Design of a Damped Vibration Absorber for Longitudinal Vibration Control of a Hollow Shaft

With the increasing size of marine vessels, the damage of the longitudinal vibration of shaft system is increasingly exposed. This paper deals with the application of a Damped Vibration Absorber (DVA) to a hollow shaft to attenuate its longitudinal vibration. The coupled model of a shaft with a DVA is established and the coupling properties due to the introduction of the DVA into the shaft are analyzed with Transfer Matrix (TM) method, combining with the Substructure Synthesis (SS) method. Furthermore, the proposed TM method is verified by the Finite Element (FE) method using ANSYS software. Results of theoretical calculation and FE method simulation indicate an excellent vibration reduction performance of the DVA. In addition, a DVA sample is presented and then an experimental verification is conducted to validate the actual control performance.

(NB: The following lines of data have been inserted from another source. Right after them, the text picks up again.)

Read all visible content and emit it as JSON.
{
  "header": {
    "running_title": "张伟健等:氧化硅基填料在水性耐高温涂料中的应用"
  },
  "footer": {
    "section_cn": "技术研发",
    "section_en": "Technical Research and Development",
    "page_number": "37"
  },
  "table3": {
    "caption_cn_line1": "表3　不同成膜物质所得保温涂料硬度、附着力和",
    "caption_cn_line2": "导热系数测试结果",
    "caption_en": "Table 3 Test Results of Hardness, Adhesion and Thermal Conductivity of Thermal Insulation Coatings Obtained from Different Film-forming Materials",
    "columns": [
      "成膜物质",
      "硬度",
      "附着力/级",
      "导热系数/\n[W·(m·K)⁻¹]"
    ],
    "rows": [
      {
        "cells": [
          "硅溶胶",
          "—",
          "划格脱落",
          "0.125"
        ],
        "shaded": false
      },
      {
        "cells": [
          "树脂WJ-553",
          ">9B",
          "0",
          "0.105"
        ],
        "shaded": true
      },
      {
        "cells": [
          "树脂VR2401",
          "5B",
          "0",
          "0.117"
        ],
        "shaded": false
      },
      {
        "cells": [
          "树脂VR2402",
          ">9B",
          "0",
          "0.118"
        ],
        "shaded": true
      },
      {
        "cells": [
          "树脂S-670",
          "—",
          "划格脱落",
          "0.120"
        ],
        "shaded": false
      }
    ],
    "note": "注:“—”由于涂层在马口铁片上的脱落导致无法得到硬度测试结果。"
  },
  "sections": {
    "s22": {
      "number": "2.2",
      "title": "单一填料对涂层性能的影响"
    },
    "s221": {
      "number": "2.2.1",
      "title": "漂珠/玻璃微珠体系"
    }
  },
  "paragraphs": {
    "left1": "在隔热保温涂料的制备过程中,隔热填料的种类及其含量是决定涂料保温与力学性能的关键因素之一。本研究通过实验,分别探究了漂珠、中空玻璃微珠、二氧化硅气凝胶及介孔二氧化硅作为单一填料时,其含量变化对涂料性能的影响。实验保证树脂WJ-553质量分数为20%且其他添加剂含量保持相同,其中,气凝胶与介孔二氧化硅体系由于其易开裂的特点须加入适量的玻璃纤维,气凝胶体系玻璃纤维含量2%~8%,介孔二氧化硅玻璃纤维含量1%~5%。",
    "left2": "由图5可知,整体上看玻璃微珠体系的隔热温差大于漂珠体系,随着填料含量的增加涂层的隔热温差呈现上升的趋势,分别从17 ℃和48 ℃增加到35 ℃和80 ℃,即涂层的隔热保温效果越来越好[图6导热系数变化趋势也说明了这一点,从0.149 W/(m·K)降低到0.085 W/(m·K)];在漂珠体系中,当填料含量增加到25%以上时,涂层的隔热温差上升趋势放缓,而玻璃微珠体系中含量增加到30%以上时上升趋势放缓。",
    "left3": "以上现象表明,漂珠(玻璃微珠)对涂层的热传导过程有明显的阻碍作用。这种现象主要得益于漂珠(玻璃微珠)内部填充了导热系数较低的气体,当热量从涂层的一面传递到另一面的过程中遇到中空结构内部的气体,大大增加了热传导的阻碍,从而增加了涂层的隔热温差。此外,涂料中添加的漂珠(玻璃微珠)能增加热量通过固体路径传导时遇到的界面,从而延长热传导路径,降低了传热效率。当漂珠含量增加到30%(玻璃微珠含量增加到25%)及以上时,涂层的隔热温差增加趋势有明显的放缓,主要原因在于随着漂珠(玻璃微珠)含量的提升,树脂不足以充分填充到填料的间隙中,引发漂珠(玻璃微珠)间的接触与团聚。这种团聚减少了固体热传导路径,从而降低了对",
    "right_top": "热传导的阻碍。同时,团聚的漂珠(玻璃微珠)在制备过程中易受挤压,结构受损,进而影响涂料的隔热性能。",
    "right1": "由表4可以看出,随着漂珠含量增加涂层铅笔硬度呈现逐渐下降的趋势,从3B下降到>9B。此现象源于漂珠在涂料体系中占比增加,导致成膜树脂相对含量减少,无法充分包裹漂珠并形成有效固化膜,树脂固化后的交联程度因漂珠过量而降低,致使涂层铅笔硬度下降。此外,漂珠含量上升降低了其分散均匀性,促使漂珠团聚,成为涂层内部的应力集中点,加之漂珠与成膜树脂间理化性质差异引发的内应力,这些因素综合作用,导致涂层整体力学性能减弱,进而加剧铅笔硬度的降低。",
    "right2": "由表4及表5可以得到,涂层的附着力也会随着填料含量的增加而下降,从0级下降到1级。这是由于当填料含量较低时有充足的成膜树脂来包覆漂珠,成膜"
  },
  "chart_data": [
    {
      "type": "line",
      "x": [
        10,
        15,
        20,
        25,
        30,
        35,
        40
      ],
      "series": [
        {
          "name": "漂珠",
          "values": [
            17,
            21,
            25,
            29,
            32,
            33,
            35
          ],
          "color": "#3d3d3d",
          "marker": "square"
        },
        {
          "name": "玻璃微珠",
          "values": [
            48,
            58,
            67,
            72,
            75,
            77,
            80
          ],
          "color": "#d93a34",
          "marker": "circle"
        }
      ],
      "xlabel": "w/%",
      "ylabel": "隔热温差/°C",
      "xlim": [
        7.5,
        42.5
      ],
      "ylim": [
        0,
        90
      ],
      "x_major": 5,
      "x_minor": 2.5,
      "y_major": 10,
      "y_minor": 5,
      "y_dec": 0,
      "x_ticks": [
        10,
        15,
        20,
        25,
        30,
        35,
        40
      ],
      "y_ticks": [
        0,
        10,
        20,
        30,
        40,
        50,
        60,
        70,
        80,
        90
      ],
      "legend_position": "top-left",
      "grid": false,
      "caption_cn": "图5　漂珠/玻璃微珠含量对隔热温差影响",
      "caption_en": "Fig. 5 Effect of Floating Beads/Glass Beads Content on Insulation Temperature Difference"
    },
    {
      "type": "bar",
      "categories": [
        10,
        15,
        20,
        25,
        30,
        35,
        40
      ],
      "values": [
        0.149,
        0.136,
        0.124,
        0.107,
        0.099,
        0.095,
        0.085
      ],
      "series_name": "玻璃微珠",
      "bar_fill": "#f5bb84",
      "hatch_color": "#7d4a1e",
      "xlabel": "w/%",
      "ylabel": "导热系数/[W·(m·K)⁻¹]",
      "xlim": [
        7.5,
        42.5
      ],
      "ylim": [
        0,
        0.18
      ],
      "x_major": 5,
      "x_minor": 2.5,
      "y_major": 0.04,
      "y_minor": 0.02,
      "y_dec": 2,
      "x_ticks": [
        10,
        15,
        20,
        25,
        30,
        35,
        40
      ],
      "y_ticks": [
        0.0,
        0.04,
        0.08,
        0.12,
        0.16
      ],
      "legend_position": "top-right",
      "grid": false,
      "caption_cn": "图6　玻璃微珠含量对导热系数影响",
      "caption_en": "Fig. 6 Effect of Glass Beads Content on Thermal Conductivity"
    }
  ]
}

The experimental results show that the resonance peak is strongly attenuated when DVA attached to the shaft, which proved that the vibration reduction performance of the DVA is significant. Due to the hollow features of a large marine ship propulsion shafting system, a DVA can be mounted into the void location of the hollow shaft occupying no extra space and provide efficient and easy-realization technology for the control of longitudinal vibration of marine ship propulsion shafting system in future.